According to Constellate Beating monitoring, a research paper was jointly published by Shanghai Jiao Tong University, Tsinghua University, and institutions such as MemTensor, conducting a systematic evaluation of 12 mainstream large-scale intelligent agent memory systems, including Mem0, Letta (formerly MemGPT), and Zep, from a data management perspective for the first time. The research team proposed a four-module analytical framework consisting of memory representation and storage, retrieval, routing, and maintenance, and quantified the performance and cost across 11 datasets.
The evaluation indicated that currently no single memory architecture can adapt to all workloads. Hybrid systems performed best in conversational question-answering, while structured topology systems (such as graph/tree-based memory architectures) were most reliable in single-step fact recall but struggled with temporal reasoning. Many purely appended memories faced catastrophic degradation during long runs; in time-sensitive queries, the effect of original long-context retrieval even surpassed memory-augmented approaches, as standard semantic consolidation often disrupted crucial temporal cues, leading to "past hallucinations."

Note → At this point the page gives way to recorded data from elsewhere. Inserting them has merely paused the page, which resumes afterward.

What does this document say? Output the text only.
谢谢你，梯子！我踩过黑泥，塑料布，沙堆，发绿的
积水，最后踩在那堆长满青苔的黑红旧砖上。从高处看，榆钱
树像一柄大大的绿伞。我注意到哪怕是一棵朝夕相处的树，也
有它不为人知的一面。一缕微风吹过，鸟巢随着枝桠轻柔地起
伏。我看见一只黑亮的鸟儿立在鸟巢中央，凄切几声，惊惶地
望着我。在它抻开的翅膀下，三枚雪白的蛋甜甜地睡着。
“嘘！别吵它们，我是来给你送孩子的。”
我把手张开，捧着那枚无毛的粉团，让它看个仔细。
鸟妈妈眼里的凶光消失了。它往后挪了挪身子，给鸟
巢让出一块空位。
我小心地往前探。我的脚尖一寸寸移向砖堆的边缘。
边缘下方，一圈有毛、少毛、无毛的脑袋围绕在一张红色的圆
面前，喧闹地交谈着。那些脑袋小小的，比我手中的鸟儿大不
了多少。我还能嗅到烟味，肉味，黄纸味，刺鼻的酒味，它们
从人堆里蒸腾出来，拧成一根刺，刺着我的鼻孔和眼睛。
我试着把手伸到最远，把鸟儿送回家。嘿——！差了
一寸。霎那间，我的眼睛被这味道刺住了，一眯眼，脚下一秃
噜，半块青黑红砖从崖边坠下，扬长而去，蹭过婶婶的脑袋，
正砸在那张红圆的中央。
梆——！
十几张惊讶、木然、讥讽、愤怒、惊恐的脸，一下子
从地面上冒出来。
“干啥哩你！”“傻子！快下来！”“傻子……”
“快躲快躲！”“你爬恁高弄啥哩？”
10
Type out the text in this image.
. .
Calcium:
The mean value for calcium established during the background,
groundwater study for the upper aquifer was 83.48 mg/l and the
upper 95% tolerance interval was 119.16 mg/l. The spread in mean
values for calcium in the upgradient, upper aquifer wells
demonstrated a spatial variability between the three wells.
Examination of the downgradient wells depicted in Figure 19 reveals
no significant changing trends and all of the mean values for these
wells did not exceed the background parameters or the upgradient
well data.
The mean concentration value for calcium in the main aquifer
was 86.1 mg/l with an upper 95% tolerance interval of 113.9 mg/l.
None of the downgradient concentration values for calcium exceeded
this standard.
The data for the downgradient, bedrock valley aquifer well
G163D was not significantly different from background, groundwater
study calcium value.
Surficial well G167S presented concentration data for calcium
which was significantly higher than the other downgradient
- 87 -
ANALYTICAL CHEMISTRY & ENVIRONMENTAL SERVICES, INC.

The experiments also revealed performance under component dismantling. Traditional similarity retrieval experienced a sharp accuracy decline as the time span lengthened. Although large-scale model fine-grained fact extraction slightly improved retrieval accuracy, it damaged multi-step reasoning abilities due to progressive information loss. Highly structured graph systems had significantly higher indexing construction and query latency but did not bring a proportional increase in accuracy. The research indicated that local maintenance was more cost-effective compared to global reconstruction, and conservative memory consolidation should be the default maintenance strategy.